Anti-anaerobic antibiotics associated with increased risk of mortality in critically ill patients
A common clinical practice may be inadvertently harming patients, according to research published in the European Respiratory Journal. The team of Michigan Medicine researchers behind the study suggest that administration of antibiotics with activity against anaerobic bacteria has a profound effect on the gut microbiome and, ultimately, an adverse impact on critically ill patients.
In the paper, researchers found that, in critically ill patients, the practice of early administration of anti-anaerobic antibiotics is commonplace – about two-thirds of the 3,032 patients observed in the study’s cohort received such treatment.

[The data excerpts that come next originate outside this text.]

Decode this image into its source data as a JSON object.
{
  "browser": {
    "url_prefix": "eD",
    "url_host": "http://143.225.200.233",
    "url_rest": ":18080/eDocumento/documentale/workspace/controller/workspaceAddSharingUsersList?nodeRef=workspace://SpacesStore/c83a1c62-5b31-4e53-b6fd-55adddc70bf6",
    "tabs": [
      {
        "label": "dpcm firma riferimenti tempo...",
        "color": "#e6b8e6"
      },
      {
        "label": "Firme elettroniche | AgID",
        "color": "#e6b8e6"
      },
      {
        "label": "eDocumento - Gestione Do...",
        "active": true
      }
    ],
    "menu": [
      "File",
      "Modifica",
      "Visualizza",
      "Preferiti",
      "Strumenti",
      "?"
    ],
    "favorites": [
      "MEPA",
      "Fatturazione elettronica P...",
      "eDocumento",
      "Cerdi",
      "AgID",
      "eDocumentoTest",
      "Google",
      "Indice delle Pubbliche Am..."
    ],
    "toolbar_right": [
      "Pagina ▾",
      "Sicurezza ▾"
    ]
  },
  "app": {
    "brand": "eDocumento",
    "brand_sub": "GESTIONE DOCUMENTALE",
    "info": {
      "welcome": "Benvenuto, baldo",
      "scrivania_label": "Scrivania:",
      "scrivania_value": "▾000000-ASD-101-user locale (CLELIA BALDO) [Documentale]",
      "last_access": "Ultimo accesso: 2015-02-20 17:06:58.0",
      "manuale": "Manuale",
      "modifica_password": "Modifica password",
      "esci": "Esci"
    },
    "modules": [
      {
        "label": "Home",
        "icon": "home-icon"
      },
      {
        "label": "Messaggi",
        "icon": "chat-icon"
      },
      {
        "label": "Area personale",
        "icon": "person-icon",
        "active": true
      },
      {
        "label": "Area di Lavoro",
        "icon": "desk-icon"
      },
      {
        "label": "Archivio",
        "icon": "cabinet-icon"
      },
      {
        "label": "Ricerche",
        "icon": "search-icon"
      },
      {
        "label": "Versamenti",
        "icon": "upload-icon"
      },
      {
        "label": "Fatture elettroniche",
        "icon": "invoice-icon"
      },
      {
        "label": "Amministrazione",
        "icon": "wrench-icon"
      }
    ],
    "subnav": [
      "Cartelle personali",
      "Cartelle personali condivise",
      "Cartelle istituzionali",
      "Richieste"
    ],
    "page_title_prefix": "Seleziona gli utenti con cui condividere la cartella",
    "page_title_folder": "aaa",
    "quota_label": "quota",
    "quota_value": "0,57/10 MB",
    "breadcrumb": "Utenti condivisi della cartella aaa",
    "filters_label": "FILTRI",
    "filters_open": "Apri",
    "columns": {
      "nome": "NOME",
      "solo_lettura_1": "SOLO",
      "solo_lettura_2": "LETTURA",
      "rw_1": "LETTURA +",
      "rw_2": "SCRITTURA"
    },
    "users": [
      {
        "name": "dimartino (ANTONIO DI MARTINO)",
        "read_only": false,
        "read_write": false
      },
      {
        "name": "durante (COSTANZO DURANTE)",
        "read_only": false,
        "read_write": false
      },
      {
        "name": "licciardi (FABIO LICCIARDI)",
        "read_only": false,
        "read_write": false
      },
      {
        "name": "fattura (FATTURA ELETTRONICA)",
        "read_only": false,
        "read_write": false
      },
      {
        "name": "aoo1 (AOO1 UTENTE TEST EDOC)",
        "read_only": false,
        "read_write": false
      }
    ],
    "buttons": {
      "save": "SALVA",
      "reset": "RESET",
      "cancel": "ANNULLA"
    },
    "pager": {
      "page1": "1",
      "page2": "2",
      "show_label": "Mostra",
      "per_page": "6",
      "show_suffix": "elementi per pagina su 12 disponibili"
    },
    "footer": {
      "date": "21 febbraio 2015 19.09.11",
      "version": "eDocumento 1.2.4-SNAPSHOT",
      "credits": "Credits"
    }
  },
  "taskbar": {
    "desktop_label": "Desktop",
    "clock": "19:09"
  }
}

With support from the Weil Institute, along with funding from the National Institutes of Health, the researchers conducted a retrospective single-center cohort study of 3,032 critically ill patients, comparing those who did and did not receive early anti-anaerobic antibiotics. By comparing ICU outcomes in all patients, and changes in gut microbiota in 116 of the patients, they found that those who received anti-anaerobic antibiotics early in their hospital course had worse outcomes, whether measured in overall survival, infection-free survival, or pneumonia-free survival.
The authors also found dramatic consequences of these antibiotics on the gut microbiome – during hospitalization, patients who received anti-anaerobic antibiotics had decreased initial gut bacterial density, followed by increased expansion and domination of the microbiome Enterobacteriaceae (a genus of common bacteria, many of which are pathogenic and cause opportunistic infections in immunocompromised hosts).